Student volunteers in electoral sprint

by Erin Petty

Features Editor

“She’s in prison,” Republican election monitor JoAnne Schneekloth told Patrick Midtlyng ’03 on Election Day, explaining why a Malcom resident hadn’t voted. “She hasn’t been released yet.”

As a Democratic independent contractor for Iowa’s 3rd District, one of Midtlyng’s Election Day responsibilities was to seek out additional voters. Other activities of his 20-hour day included trips to Malcom, calls to Des Moines, and transportation of students to voting sites at 7 a.m.

But for him, the election process began well before Tuesday. Midtlyng spent the summer in Iowa with the Democratic Party working on issues that included the state’s absentee ballot. “The Iowa absentee ballot is really technologically advanced,” he said. “We’ve received national attention for it.”

Midtlyng reported that the state’s Democrats in particular have taken advantage of Iowa’s absentee vote, through a combination of phone calling and door knocking. He said, “There’s a 3 to 1 absentee ratio of Democrats to Republicans, and in Poweshiek County the return rate [of Democratic absentee ballots] is 96 percent.”

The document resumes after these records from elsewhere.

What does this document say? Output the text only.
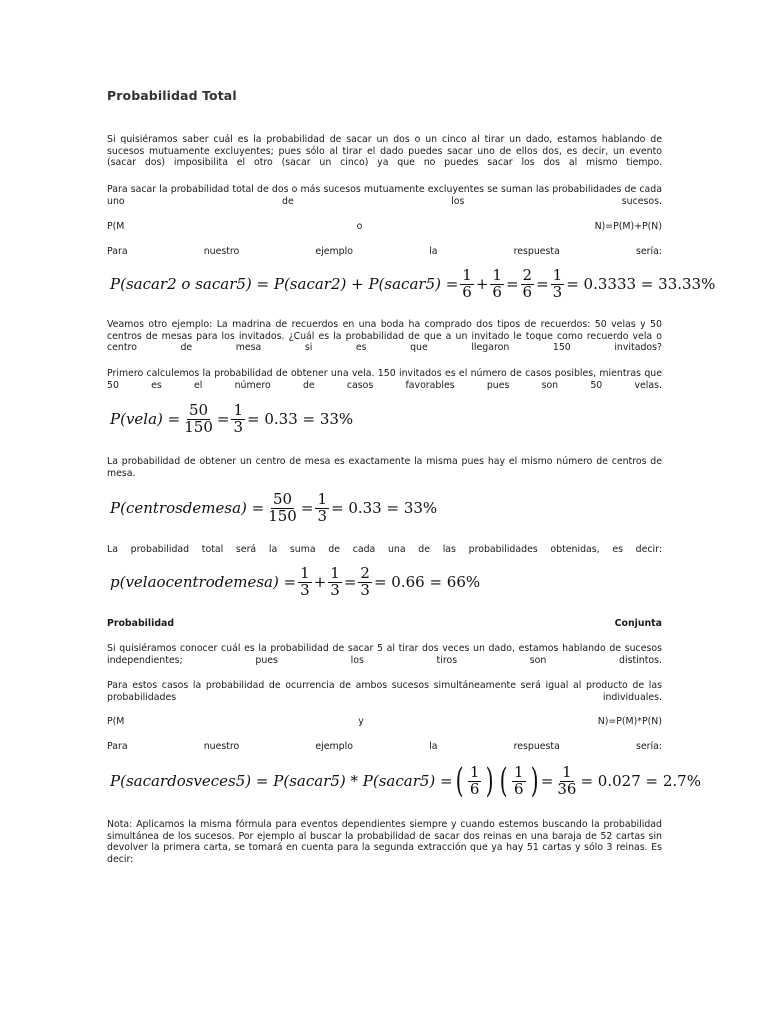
Probabilidad Total
Si quisiéramos saber cuál es la probabilidad de sacar un dos o un cinco al tirar un dado, estamos hablando de sucesos mutuamente excluyentes; pues sólo al tirar el dado puedes sacar uno de ellos dos, es decir, un evento (sacar dos) imposibilita el otro (sacar un cinco) ya que no puedes sacar los dos al mismo tiempo.
Para sacar la probabilidad total de dos o más sucesos mutuamente excluyentes se suman las probabilidades de cada uno de los sucesos.
P(M	o	N)=P(M)+P(N)
Para	nuestro	ejemplo	la	respuesta	sería:
P(sacar2 o sacar5) = P(sacar2) + P(sacar5) = $\frac{1}{6} + \frac{1}{6} = \frac{2}{6} = \frac{1}{3} = 0.3333 = 33.33\%$
Veamos otro ejemplo: La madrina de recuerdos en una boda ha comprado dos tipos de recuerdos: 50 velas y 50 centros de mesas para los invitados. ¿Cuál es la probabilidad de que a un invitado le toque como recuerdo vela o centro de mesa si es que llegaron 150 invitados?
Primero calculemos la probabilidad de obtener una vela. 150 invitados es el número de casos posibles, mientras que 50 es el número de casos favorables pues son 50 velas.
P(vela) = $\frac{50}{150} = \frac{1}{3} = 0.33 = 33\%$
La probabilidad de obtener un centro de mesa es exactamente la misma pues hay el mismo número de centros de mesa.
P(centrosdemesa) = $\frac{50}{150} = \frac{1}{3} = 0.33 = 33\%$
La probabilidad total será la suma de cada una de las probabilidades obtenidas, es decir:
p(velaocentrodemesa) = $\frac{1}{3} + \frac{1}{3} = \frac{2}{3} = 0.66 = 66\%$
Probabilidad	Conjunta
Si quisiéramos conocer cuál es la probabilidad de sacar 5 al tirar dos veces un dado, estamos hablando de sucesos independientes; pues los tiros son distintos.
Para estos casos la probabilidad de ocurrencia de ambos sucesos simultáneamente será igual al producto de las probabilidades individuales.
P(M	y	N)=P(M)*P(N)
Para	nuestro	ejemplo	la	respuesta	sería:
P(sacardosveces5) = P(sacar5) * P(sacar5) = ( $\frac{1}{6}$ ) ( $\frac{1}{6}$ ) = $\frac{1}{36} = 0.027 = 2.7\%$
Nota: Aplicamos la misma fórmula para eventos dependientes siempre y cuando estemos buscando la probabilidad simultánea de los sucesos. Por ejemplo al buscar la probabilidad de sacar dos reinas en una baraja de 52 cartas sin devolver la primera carta, se tomará en cuenta para la segunda extracción que ya hay 51 cartas y sólo 3 reinas. Es decir:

The calls and knocks extended well into Tuesday evening. Midtlyng made several trips to the Malcom Auditorium’s voting station in an effort to monitor voter activity in Poweshiek County’s 14th Precinct. Before the election, Midtlyng and other Democrats surveyed Malcom residents and compiled a list of registered voters who identified with Democratic or Independent causes.

On Tuesday, he compared this list with the Declaration of Eligibility slips every voter filled out upon arrival at the auditorium. When finding a Democratic or Independent voter who had yet to vote, Mydtling contacted the person on his cell phone. “We call people to see if we can do anything to make the voting process easier for them,” he said, “like giving them rides.”

Contacting these people sometimes proved frustrating. “The address I’m looking for should be right here,” he said, “but this house is facing the wrong street.” In addition his activities with the 14th Precinct, one of Midtlyng’s Election Day duties included checking turnouts at bellwether precincts, which are considered to be representative of statewide voting trends.

He then called these results into the Democratic Headquarters in Des Moines. “[Bellwether precincts’] purpose is essentially to see how effective our get-out-the-vote message has been,” Midtlyng said. Midtlyng concluded his day by attending a results-watching party at the Poweshiek County Democratic Headquarters in Montezuma.

It was here that he learned the county’s Democratic voting activities. “Harkin, Vilsack, and Boswell all carried Poweshiek,” Midtlyng reported at a little past midnight Wednesday morning, his Election Day goals in part realized.